Inala has several shopping centres with supermarkets, major retailers, restaurants, medical and community facilities. There are also several post offices, community halls, an art gallery and various churches, a monastery, and a Buddhist Temple. Inala also hosts a rich selection of community programmes including a Youth Service, Out of Home Care, Family Care, Childcare Access, Equity Resource Support Unit, and government services such as Corrective Services and Centrelink. Inala is also well serviced by numerous sporting clubs and recreational facilities including, picnic areas, walkways, cycle ways, sporting fields, and natural native bushland parks throughout the suburb.
To cater for its residents, Inala also has some six schools and a TAFE College. Inala is in a strategic location with ready access to several major motorways including the Ipswich, Centenary, and Logan Motorways linking to suburbs west, south and north, and the Warrego and Cunningham Highways connecting Inala to Toowoomba and Warwick.
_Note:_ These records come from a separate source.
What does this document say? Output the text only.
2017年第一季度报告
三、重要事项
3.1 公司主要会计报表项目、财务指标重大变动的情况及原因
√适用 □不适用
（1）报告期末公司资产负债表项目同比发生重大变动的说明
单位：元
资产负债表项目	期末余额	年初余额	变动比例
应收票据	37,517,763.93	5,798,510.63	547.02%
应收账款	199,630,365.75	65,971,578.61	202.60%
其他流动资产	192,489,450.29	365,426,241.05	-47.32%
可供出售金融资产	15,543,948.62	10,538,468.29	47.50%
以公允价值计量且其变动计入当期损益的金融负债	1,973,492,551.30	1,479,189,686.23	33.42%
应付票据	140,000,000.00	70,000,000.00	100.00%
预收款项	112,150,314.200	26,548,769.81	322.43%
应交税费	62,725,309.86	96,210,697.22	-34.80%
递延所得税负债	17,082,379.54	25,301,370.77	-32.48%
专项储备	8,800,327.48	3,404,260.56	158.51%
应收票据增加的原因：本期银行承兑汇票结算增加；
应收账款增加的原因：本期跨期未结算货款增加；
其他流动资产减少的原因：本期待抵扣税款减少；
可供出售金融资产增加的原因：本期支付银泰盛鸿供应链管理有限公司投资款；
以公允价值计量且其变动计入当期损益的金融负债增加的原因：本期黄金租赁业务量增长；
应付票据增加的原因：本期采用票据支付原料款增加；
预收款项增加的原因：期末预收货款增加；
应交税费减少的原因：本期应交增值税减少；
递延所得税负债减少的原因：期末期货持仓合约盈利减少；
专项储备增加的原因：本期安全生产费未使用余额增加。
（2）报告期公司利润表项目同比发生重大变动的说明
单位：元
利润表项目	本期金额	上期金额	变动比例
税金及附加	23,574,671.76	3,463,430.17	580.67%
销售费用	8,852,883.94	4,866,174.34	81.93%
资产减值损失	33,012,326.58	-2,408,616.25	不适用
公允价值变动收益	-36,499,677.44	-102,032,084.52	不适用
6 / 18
It also has ready frequent access to both bus and rail to Brisbane and surrounding suburbs.
Inala is an energetic multicultural suburb which celebrates its diversity with annual festivals and is characterised by its numerous religions and “churches” including Christian Reformed, Uniting, Seventh Day Adventist, Uniting, Anglican Catholic, Assemblies of God,Latter Day Saints, Mthodist, and Sikh and Buddhist Temples. In 2011, 13800 people lived in Inala, their average age being 33 years. About half of residents were born overseas in for example, Vietnam, and the Philippines and Vietnamese, Spanish, Samoan, Tongan, and Arabic were spoken alongside English at home.